In a statement on April 5, the Chinese Embassy said “it is completely normal” for Chinese fishing vessels to fish and take shelter at Whitsun Reef, which it described as its “traditional fishing grounds,” claiming that “nobody has the right to make wanton remarks on such activities.” Defense Secretary Delfin Lorenzana responded by describing Beijing’s disregard for international law as “appalling.”

On the same day that the Filipino news team reported being harassed by the Chinese navy, the Philippines Defense Department said it could call for support from the United States, its longstanding treaty ally, for support over the incursion of Chinese vessels.

“As the situation in the West Philippine Sea evolves, we keep all our options open in managing the situation, including leveraging our partnerships with other nations such as the United States,” Defense Department spokesman Arsenio Andolong said in a statement. He added, “We are continuously in talks with the U.S. on the matter of mutual defense.”

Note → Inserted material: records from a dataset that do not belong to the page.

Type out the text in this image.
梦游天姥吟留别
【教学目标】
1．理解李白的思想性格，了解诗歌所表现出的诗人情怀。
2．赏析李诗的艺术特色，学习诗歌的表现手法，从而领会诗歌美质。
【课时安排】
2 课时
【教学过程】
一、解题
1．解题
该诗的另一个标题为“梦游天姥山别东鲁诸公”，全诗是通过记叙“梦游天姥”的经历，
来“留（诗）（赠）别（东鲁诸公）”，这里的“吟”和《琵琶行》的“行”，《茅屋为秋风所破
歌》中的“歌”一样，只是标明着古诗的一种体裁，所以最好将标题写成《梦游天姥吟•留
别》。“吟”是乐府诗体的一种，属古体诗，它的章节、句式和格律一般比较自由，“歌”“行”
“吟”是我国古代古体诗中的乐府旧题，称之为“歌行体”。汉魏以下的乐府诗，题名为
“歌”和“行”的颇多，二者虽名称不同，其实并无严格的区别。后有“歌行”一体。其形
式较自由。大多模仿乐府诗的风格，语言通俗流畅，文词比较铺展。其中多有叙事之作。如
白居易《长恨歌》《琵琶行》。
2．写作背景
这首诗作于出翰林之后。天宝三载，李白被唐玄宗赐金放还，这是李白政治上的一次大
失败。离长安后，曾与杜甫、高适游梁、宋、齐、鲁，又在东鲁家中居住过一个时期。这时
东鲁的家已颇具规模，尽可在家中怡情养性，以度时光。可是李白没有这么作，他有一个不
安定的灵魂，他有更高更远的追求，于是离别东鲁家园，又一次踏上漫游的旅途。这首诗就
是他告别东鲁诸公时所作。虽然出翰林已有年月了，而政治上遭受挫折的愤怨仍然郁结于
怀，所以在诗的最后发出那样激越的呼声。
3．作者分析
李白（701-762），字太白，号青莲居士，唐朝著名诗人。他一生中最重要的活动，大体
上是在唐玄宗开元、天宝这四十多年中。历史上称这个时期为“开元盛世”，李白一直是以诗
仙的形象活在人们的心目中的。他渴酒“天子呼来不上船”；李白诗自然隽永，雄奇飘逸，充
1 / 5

Fresh assurances have also been offered from Washington, with Secretary of State Antony Blinken telling his Filipino counterpart Teodoro Locsin Jr. of his nation’s support in a call Thursday. According to the official readout from the U.S. State Department, the two leaders “expressed their shared concerns with the massing of PRC maritime militia vessels in the South China Sea, including at Whitsun Reef, and reiterated their calls on the PRC to abide by the 2016 arbitration ruling issued pursuant to the Law of the Sea Convention.”

Blinken also reaffirmed the applicability of the 1951 U.S.-Philippine Mutual Defense Treaty – the bedrock of the two nations’ alliance – to the South China Sea, an assurance first granted to Manila by his predecessor Mike Pompeo.